To step up efforts in achieving food security, the Government in 2017 launched it Modernising Agriculture in Ghana (MAG) programme to strengthen and modernize agriculture extension services in the various districts across the country.
All the 216 districts of the ten regions under the Ministry of Food and Agriculture (MoFA) will benefit from the five-year programme which is being supported with funding from the Canadian Government to ensure more modern, equitable and sustainable agriculture sector.
Other areas of priority attention would include support to the Regions for technical oversight and value-chain development, support to the Ministry of Agriculture directorates at the National level and support to Agriculture Colleges and Research Institutes.
It has therefore intensified training for all agriculture stakeholders including district agriculture directors, accountant, district chief executives, coordinating directors as well as district finance officers to sensitise them on their respective roles to facilitate the efficient implementation of the programme.

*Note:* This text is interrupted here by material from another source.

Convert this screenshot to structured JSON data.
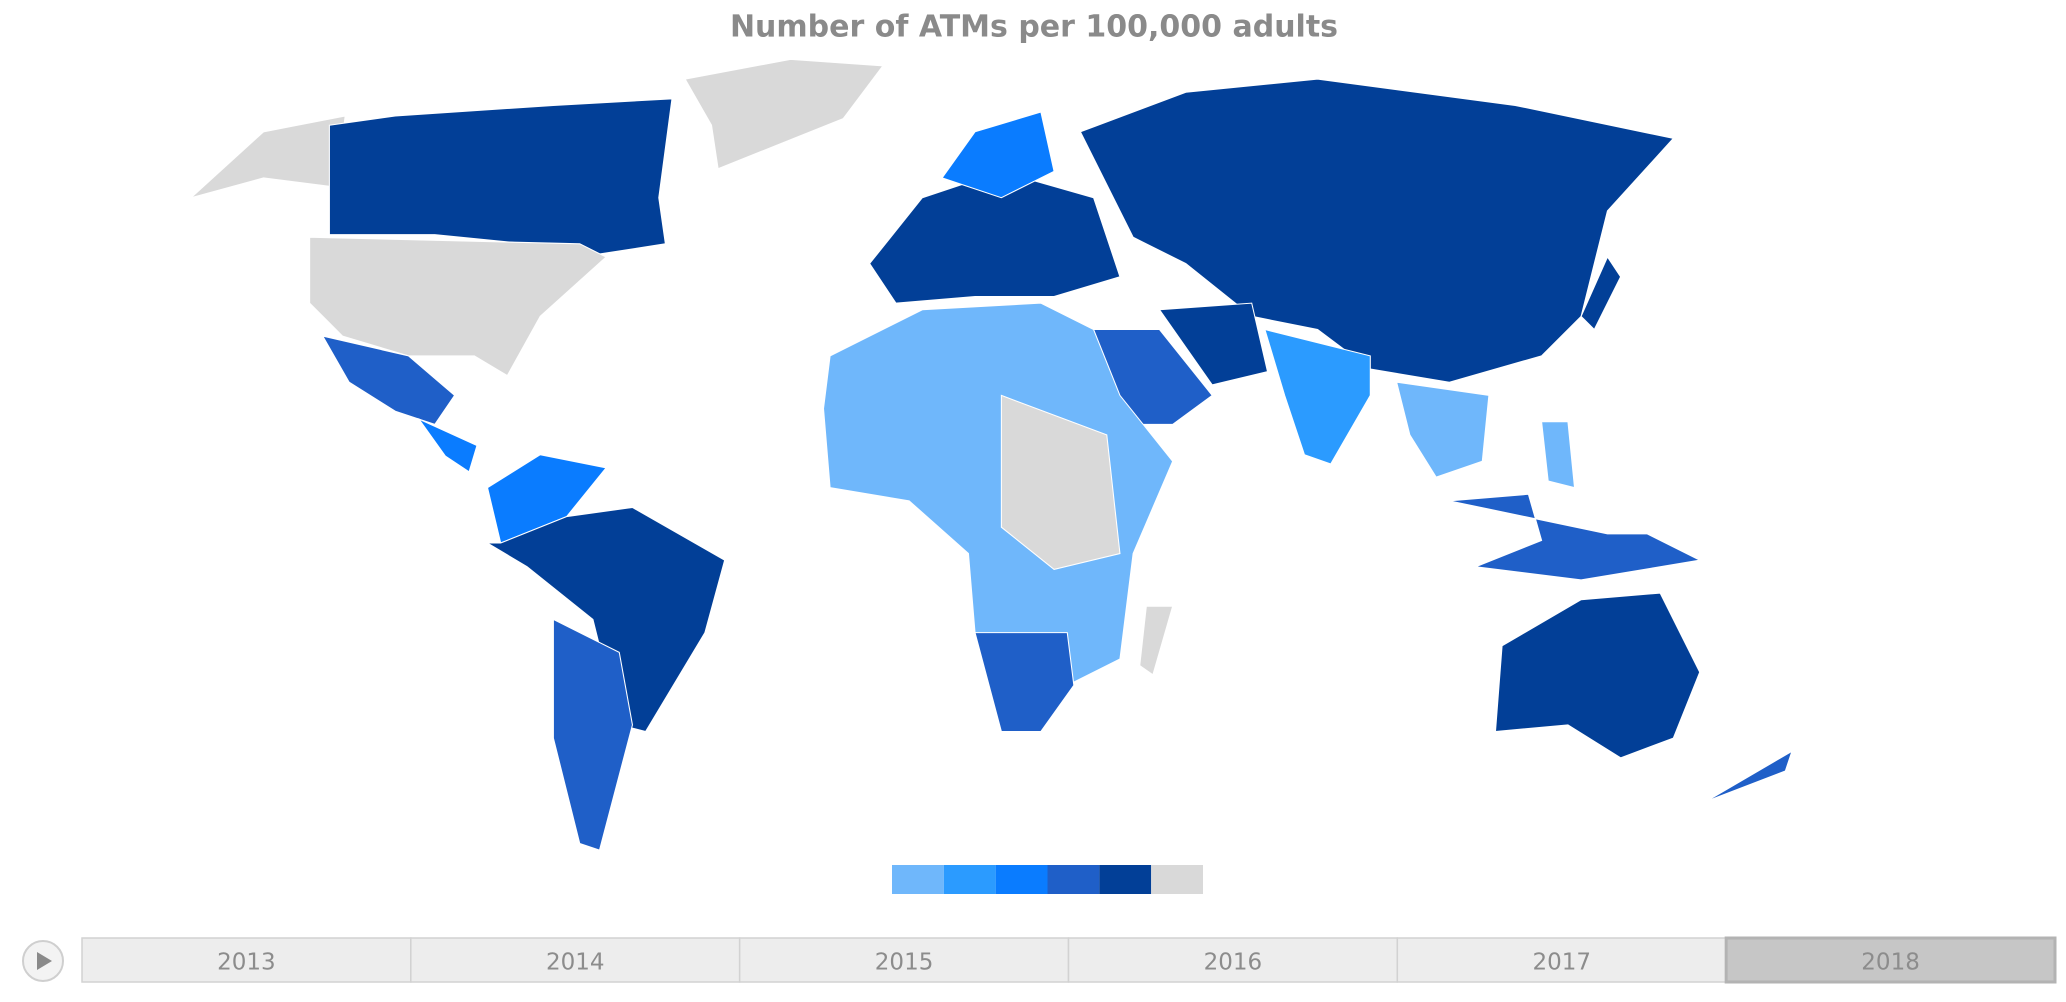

Ms. Prospera Anku, Deputy Director in Charge of Public Extension at MoFA, in a presentation charged the all stakeholders of the various district assemblies to be conversant with the extension policies to enable them play their roles effectively to ensure the success of the programme.
She said the national office could allude to the fact that the training of technical officers to undertake extension services was dying and the programme was to address that anomaly as part of the processes to redeem the sector.

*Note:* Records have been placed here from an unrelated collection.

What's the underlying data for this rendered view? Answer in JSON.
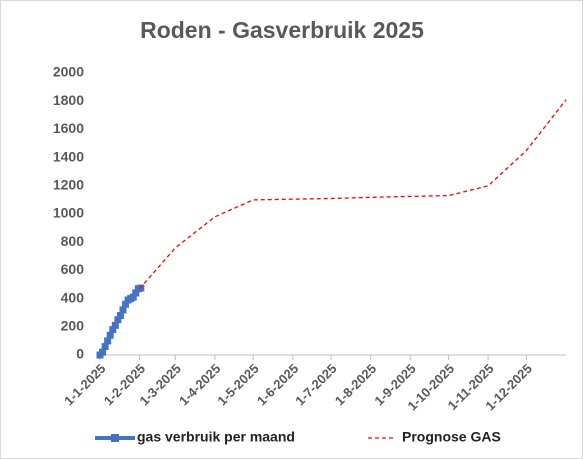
{
  "chart_data": {
    "type": "line",
    "title": "Roden - Gasverbruik 2025",
    "x_type": "date",
    "series": [
      {
        "name": "gas verbruik per maand",
        "color": "#4472c4",
        "style": "solid",
        "marker": "square",
        "x": [
          "2025-01-01",
          "2025-01-03",
          "2025-01-05",
          "2025-01-07",
          "2025-01-09",
          "2025-01-11",
          "2025-01-13",
          "2025-01-15",
          "2025-01-17",
          "2025-01-19",
          "2025-01-21",
          "2025-01-23",
          "2025-01-25",
          "2025-01-27",
          "2025-01-29",
          "2025-01-31",
          "2025-02-02"
        ],
        "values": [
          0,
          20,
          60,
          100,
          140,
          180,
          210,
          250,
          280,
          320,
          360,
          390,
          400,
          410,
          440,
          470,
          475
        ]
      },
      {
        "name": "Prognose GAS",
        "color": "#ff0000",
        "style": "dashed",
        "marker": "none",
        "x": [
          "2025-02-01",
          "2025-03-01",
          "2025-04-01",
          "2025-05-01",
          "2025-06-01",
          "2025-07-01",
          "2025-08-01",
          "2025-09-01",
          "2025-10-01",
          "2025-11-01",
          "2025-12-01",
          "2026-01-01"
        ],
        "values": [
          470,
          760,
          980,
          1100,
          1105,
          1110,
          1118,
          1125,
          1130,
          1200,
          1450,
          1810
        ]
      }
    ],
    "xlim": [
      "2025-01-01",
      "2026-01-01"
    ],
    "xticks": [
      {
        "value": "2025-01-01",
        "label": "1-1-2025"
      },
      {
        "value": "2025-02-01",
        "label": "1-2-2025"
      },
      {
        "value": "2025-03-01",
        "label": "1-3-2025"
      },
      {
        "value": "2025-04-01",
        "label": "1-4-2025"
      },
      {
        "value": "2025-05-01",
        "label": "1-5-2025"
      },
      {
        "value": "2025-06-01",
        "label": "1-6-2025"
      },
      {
        "value": "2025-07-01",
        "label": "1-7-2025"
      },
      {
        "value": "2025-08-01",
        "label": "1-8-2025"
      },
      {
        "value": "2025-09-01",
        "label": "1-9-2025"
      },
      {
        "value": "2025-10-01",
        "label": "1-10-2025"
      },
      {
        "value": "2025-11-01",
        "label": "1-11-2025"
      },
      {
        "value": "2025-12-01",
        "label": "1-12-2025"
      }
    ],
    "ylim": [
      0,
      2000
    ],
    "yticks": [
      0,
      200,
      400,
      600,
      800,
      1000,
      1200,
      1400,
      1600,
      1800,
      2000
    ],
    "grid": false,
    "legend": "bottom"
  }
}
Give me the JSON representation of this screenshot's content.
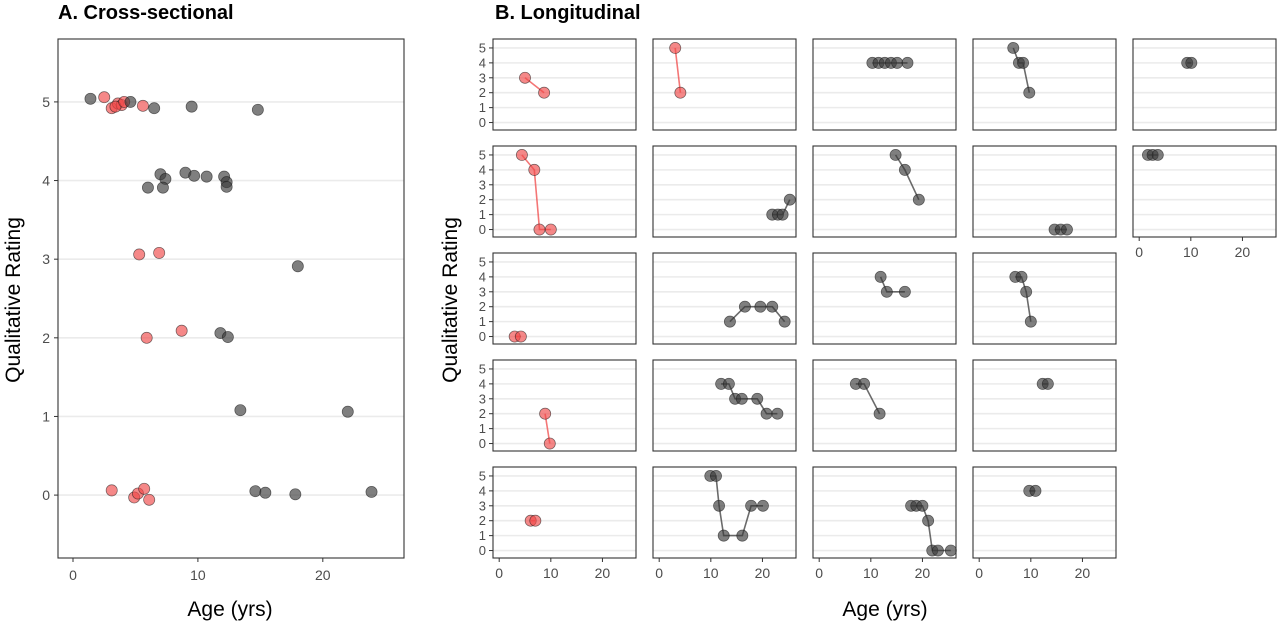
{
  "colors": {
    "group_red": "#f04848",
    "group_grey": "#3a3a3a",
    "stroke": "#333333",
    "grid": "#ebebeb"
  },
  "chart_data": [
    {
      "type": "scatter",
      "title": "A. Cross-sectional",
      "xlabel": "Age (yrs)",
      "ylabel": "Qualitative Rating",
      "xlim": [
        -1.2,
        26.5
      ],
      "ylim": [
        -0.8,
        5.8
      ],
      "xticks": [
        0,
        10,
        20
      ],
      "yticks": [
        0,
        1,
        2,
        3,
        4,
        5
      ],
      "series": [
        {
          "color": "red",
          "points": [
            [
              2.5,
              5.06
            ],
            [
              3.1,
              4.92
            ],
            [
              3.6,
              4.98
            ],
            [
              3.9,
              4.96
            ],
            [
              3.4,
              4.94
            ],
            [
              4.1,
              5.0
            ],
            [
              5.6,
              4.95
            ],
            [
              5.3,
              3.06
            ],
            [
              6.9,
              3.08
            ],
            [
              5.9,
              2.0
            ],
            [
              8.7,
              2.09
            ],
            [
              3.1,
              0.06
            ],
            [
              4.9,
              -0.03
            ],
            [
              5.2,
              0.02
            ],
            [
              5.7,
              0.08
            ],
            [
              6.1,
              -0.06
            ]
          ]
        },
        {
          "color": "grey",
          "points": [
            [
              1.4,
              5.04
            ],
            [
              4.6,
              5.0
            ],
            [
              6.5,
              4.92
            ],
            [
              9.5,
              4.94
            ],
            [
              14.8,
              4.9
            ],
            [
              6.0,
              3.91
            ],
            [
              7.0,
              4.08
            ],
            [
              7.4,
              4.02
            ],
            [
              7.2,
              3.91
            ],
            [
              9.0,
              4.1
            ],
            [
              9.7,
              4.06
            ],
            [
              10.7,
              4.05
            ],
            [
              12.1,
              4.05
            ],
            [
              12.3,
              3.98
            ],
            [
              12.3,
              3.92
            ],
            [
              18.0,
              2.91
            ],
            [
              11.8,
              2.06
            ],
            [
              12.4,
              2.01
            ],
            [
              13.4,
              1.08
            ],
            [
              22.0,
              1.06
            ],
            [
              14.6,
              0.05
            ],
            [
              15.4,
              0.03
            ],
            [
              17.8,
              0.01
            ],
            [
              23.9,
              0.04
            ]
          ]
        }
      ]
    },
    {
      "type": "line",
      "title": "B. Longitudinal",
      "xlabel": "Age (yrs)",
      "ylabel": "Qualitative Rating",
      "xlim": [
        -1.2,
        26.5
      ],
      "ylim": [
        -0.5,
        5.6
      ],
      "xticks": [
        0,
        10,
        20
      ],
      "yticks": [
        0,
        1,
        2,
        3,
        4,
        5
      ],
      "facets": [
        {
          "row": 0,
          "col": 0,
          "color": "red",
          "points": [
            [
              5.0,
              3
            ],
            [
              8.7,
              2
            ]
          ]
        },
        {
          "row": 0,
          "col": 1,
          "color": "red",
          "points": [
            [
              3.1,
              5
            ],
            [
              4.1,
              2
            ]
          ]
        },
        {
          "row": 0,
          "col": 2,
          "color": "grey",
          "points": [
            [
              10.3,
              4
            ],
            [
              11.5,
              4
            ],
            [
              12.7,
              4
            ],
            [
              13.9,
              4
            ],
            [
              15.1,
              4
            ],
            [
              17.1,
              4
            ]
          ]
        },
        {
          "row": 0,
          "col": 3,
          "color": "grey",
          "points": [
            [
              6.6,
              5
            ],
            [
              7.7,
              4
            ],
            [
              8.5,
              4
            ],
            [
              9.7,
              2
            ]
          ]
        },
        {
          "row": 0,
          "col": 4,
          "color": "grey",
          "points": [
            [
              9.3,
              4
            ],
            [
              10.1,
              4
            ]
          ]
        },
        {
          "row": 1,
          "col": 0,
          "color": "red",
          "points": [
            [
              4.4,
              5
            ],
            [
              6.8,
              4
            ],
            [
              7.8,
              0
            ],
            [
              10.0,
              0
            ]
          ]
        },
        {
          "row": 1,
          "col": 1,
          "color": "grey",
          "points": [
            [
              21.9,
              1
            ],
            [
              23.0,
              1
            ],
            [
              23.9,
              1
            ],
            [
              25.3,
              2
            ]
          ]
        },
        {
          "row": 1,
          "col": 2,
          "color": "grey",
          "points": [
            [
              14.8,
              5
            ],
            [
              16.6,
              4
            ],
            [
              19.3,
              2
            ]
          ]
        },
        {
          "row": 1,
          "col": 3,
          "color": "grey",
          "points": [
            [
              14.6,
              0
            ],
            [
              15.8,
              0
            ],
            [
              17.0,
              0
            ]
          ]
        },
        {
          "row": 1,
          "col": 4,
          "color": "grey",
          "points": [
            [
              1.7,
              5
            ],
            [
              2.6,
              5
            ],
            [
              3.6,
              5
            ]
          ]
        },
        {
          "row": 2,
          "col": 0,
          "color": "red",
          "points": [
            [
              3.0,
              0
            ],
            [
              4.2,
              0
            ]
          ]
        },
        {
          "row": 2,
          "col": 1,
          "color": "grey",
          "points": [
            [
              13.7,
              1
            ],
            [
              16.6,
              2
            ],
            [
              19.6,
              2
            ],
            [
              21.9,
              2
            ],
            [
              24.3,
              1
            ]
          ]
        },
        {
          "row": 2,
          "col": 2,
          "color": "grey",
          "points": [
            [
              11.9,
              4
            ],
            [
              13.1,
              3
            ],
            [
              16.6,
              3
            ]
          ]
        },
        {
          "row": 2,
          "col": 3,
          "color": "grey",
          "points": [
            [
              7.0,
              4
            ],
            [
              8.2,
              4
            ],
            [
              9.1,
              3
            ],
            [
              10.0,
              1
            ]
          ]
        },
        {
          "row": 3,
          "col": 0,
          "color": "red",
          "points": [
            [
              8.9,
              2
            ],
            [
              9.8,
              0
            ]
          ]
        },
        {
          "row": 3,
          "col": 1,
          "color": "grey",
          "points": [
            [
              12.0,
              4
            ],
            [
              13.5,
              4
            ],
            [
              14.7,
              3
            ],
            [
              16.0,
              3
            ],
            [
              19.0,
              3
            ],
            [
              20.8,
              2
            ],
            [
              22.9,
              2
            ]
          ]
        },
        {
          "row": 3,
          "col": 2,
          "color": "grey",
          "points": [
            [
              7.1,
              4
            ],
            [
              8.7,
              4
            ],
            [
              11.7,
              2
            ]
          ]
        },
        {
          "row": 3,
          "col": 3,
          "color": "grey",
          "points": [
            [
              12.3,
              4
            ],
            [
              13.3,
              4
            ]
          ]
        },
        {
          "row": 4,
          "col": 0,
          "color": "red",
          "points": [
            [
              6.1,
              2
            ],
            [
              7.0,
              2
            ]
          ]
        },
        {
          "row": 4,
          "col": 1,
          "color": "grey",
          "points": [
            [
              9.9,
              5
            ],
            [
              11.0,
              5
            ],
            [
              11.6,
              3
            ],
            [
              12.5,
              1
            ],
            [
              16.1,
              1
            ],
            [
              17.8,
              3
            ],
            [
              20.1,
              3
            ]
          ]
        },
        {
          "row": 4,
          "col": 2,
          "color": "grey",
          "points": [
            [
              17.8,
              3
            ],
            [
              18.8,
              3
            ],
            [
              20.0,
              3
            ],
            [
              21.1,
              2
            ],
            [
              21.9,
              0
            ],
            [
              23.0,
              0
            ],
            [
              25.5,
              0
            ]
          ]
        },
        {
          "row": 4,
          "col": 3,
          "color": "grey",
          "points": [
            [
              9.7,
              4
            ],
            [
              10.9,
              4
            ]
          ]
        }
      ]
    }
  ]
}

Technical review services should therefore be a matter of great priority and must be included in the plans of the districts because they will receive incentives when well implemented but sanctions if they failed to do. Of great significance to be incorporated into the district plans were gender issues, climate change, HIV/AIDS and other preventable diseases as well as child labour in order to carry out training programmes for staff, focal persons and farmers.
They must ensure enhanced administrative running of the offices, improve planning, budgeting and reporting, improve monitoring and supervision of extension services and management as well as the establishment and strengthening of farmer based organisations.
Ms. Anku charged the districts to ensure that the Planting for Food and Jobs project, which was the flagship programme of the Government, featured prominently in their work plans and budgets.
They should be that inclusiveness and participation of all stakeholders in the planning and implementation process to ensure ownership of the programme was key to its success, she added.
Ms. Ruby Neils-Palme , MAG Coordinator, emphasized the need to strengthen decentralized multi-stakeholder structures for planning, review and dialogue, to establish harmonization of plans and budgets in line with sector stakeholders at the decentralized level.
She enumerated some of the weaknesses in the preparation work plans in the 2017 and 2018 budgets to include lack of coherence within and among plans, unrealistic targets, lack of gender sensitivity and focus on production without value chain.
The workshop was to identify the lapses and have them corrected in the 2019 work plans and budgeting.